I'm 23, certainly not a child but yes I think there is an element of being surrounded by elders and feeling like I have to follow their rules etc. I'd never thought of that before

OP posts:
cunderthunt1 · 07/02/2023 07:46

Davepartyof3 · 07/02/2023 07:39

The midwives thought you were in an abusive relationship because you were! He sounds appalling and criminal. Please report these past actions to the police.

Which things are you referring to cause I have a bad problem of underplaying things / excusing them

OP posts:
cunderthunt1 · 07/02/2023 07:51

@Twotinydictators didn't see this reply. I don't completely disagree with you. I certainly don't love the drama but I think when you grow up with drama you think it's the norm/ excuse people's behaviours. Hence why I made this thread to get other views, so thank you for your reply

OP posts:
Sunriseinwonderland · 07/02/2023 07:55

You need to call the police and get an injunction in place asap. Dont let him in your life or near your baby.

Justcallmebebes · 07/02/2023 07:56

Don't think he's a bad dad as such?? He's a fucking terrible example of a father and you will be failing in your duty as a mother to protect her if you let this psycho anywhere near her.

Start taking this seriously, seek help and get this man out of your lives

gogohmm · 07/02/2023 07:57

You have some good advice here but for your own sake also work on your own self esteem and get long term birth control until you have a partner who wants kids, he obviously didn't.

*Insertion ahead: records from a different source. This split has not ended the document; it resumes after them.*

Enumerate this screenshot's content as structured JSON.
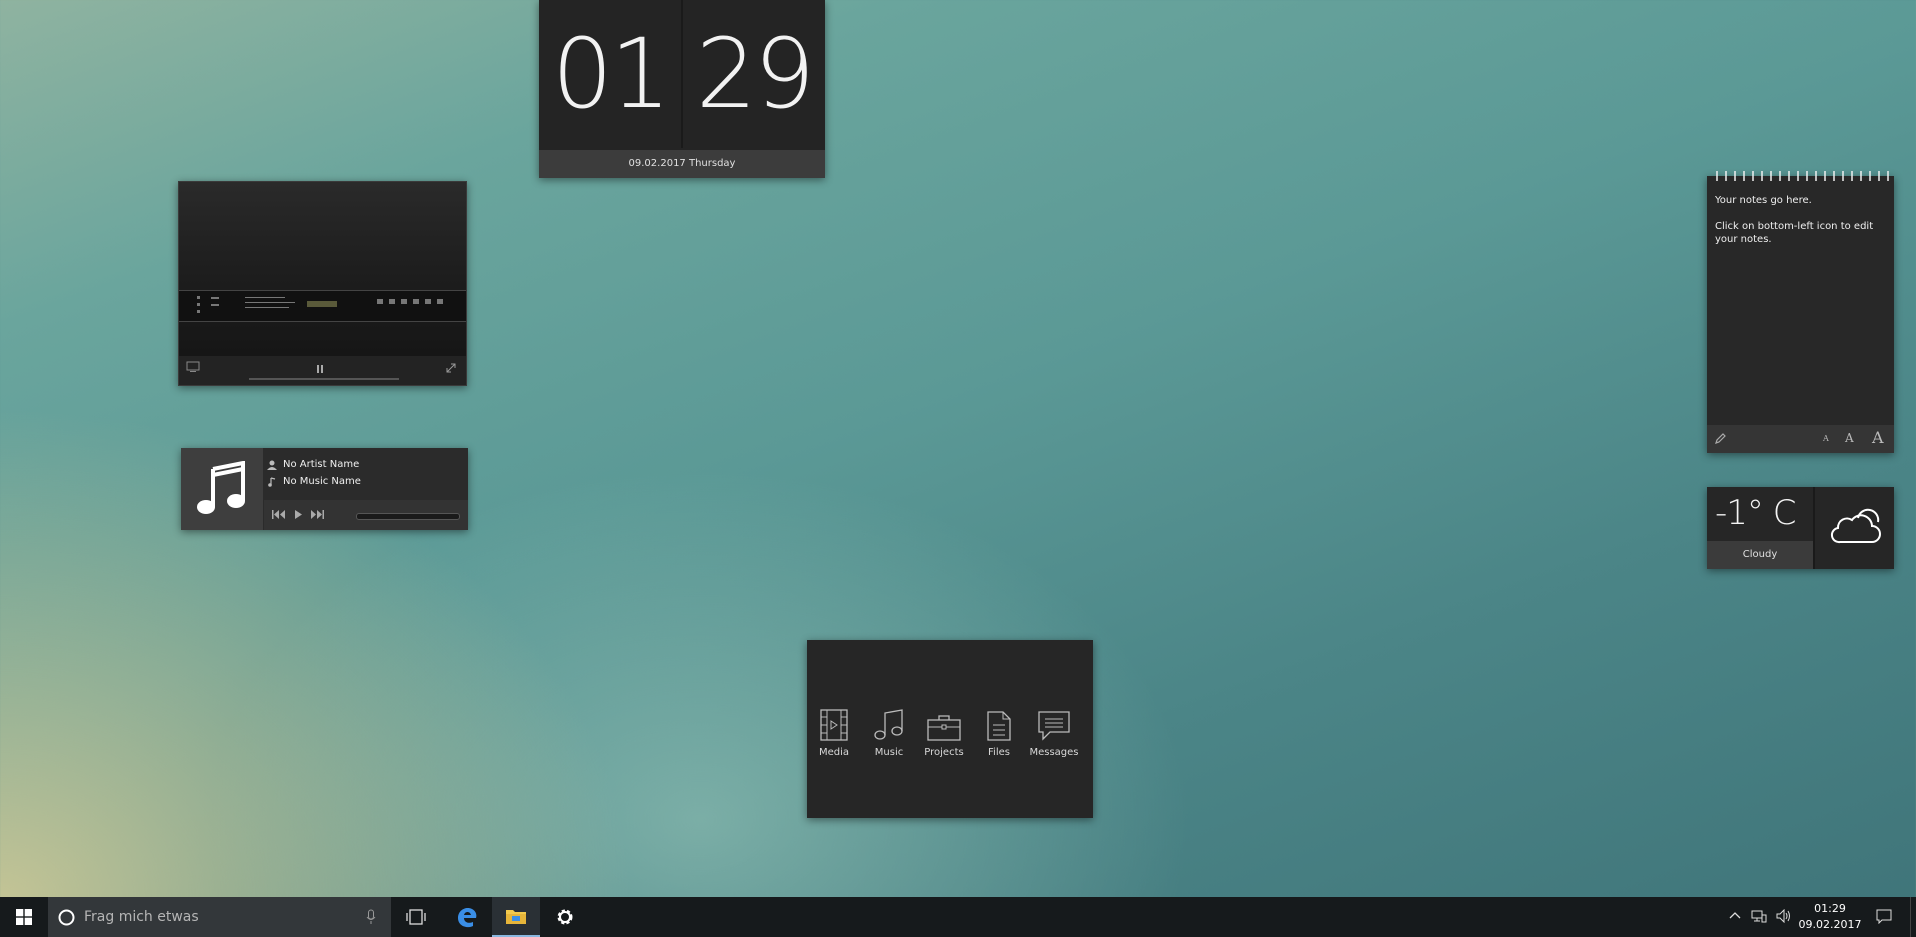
{
  "clock": {
    "hours": "01",
    "minutes": "29",
    "date": "09.02.2017 Thursday"
  },
  "music": {
    "artist": "No Artist Name",
    "title": "No Music Name"
  },
  "notes": {
    "line1": "Your notes go here.",
    "line2": "Click on bottom-left icon to edit your notes.",
    "font_small": "A",
    "font_medium": "A",
    "font_large": "A"
  },
  "weather": {
    "temperature": "-1° C",
    "condition": "Cloudy",
    "icon": "cloud-icon"
  },
  "launcher": {
    "items": [
      {
        "label": "Media",
        "icon": "film-icon"
      },
      {
        "label": "Music",
        "icon": "music-note-icon"
      },
      {
        "label": "Projects",
        "icon": "briefcase-icon"
      },
      {
        "label": "Files",
        "icon": "file-icon"
      },
      {
        "label": "Messages",
        "icon": "message-icon"
      }
    ]
  },
  "taskbar": {
    "search_placeholder": "Frag mich etwas",
    "apps": [
      "windows-start-icon",
      "task-view-icon",
      "edge-icon",
      "file-explorer-icon",
      "settings-icon"
    ],
    "tray_time": "01:29",
    "tray_date": "09.02.2017"
  },
  "colors": {
    "widget_bg": "#262626",
    "accent": "#3a8ee6",
    "explorer": "#f2c94c"
  }
}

What were you thinking?

Newnamefor23 · 07/02/2023 07:58

Your relationship with the father is not going to improve, leopards spots etc.

You need to report incidents as and when. For everyones sake.

You are going to need official help - not to mention money.

There are times when we all need help, protection. Hoping things will sort themselves out is a nice idea but, here, is not realistic.

All the best.

Perfect28 · 07/02/2023 07:59

Oh love the midwives thought it was an abusive relationship because it was.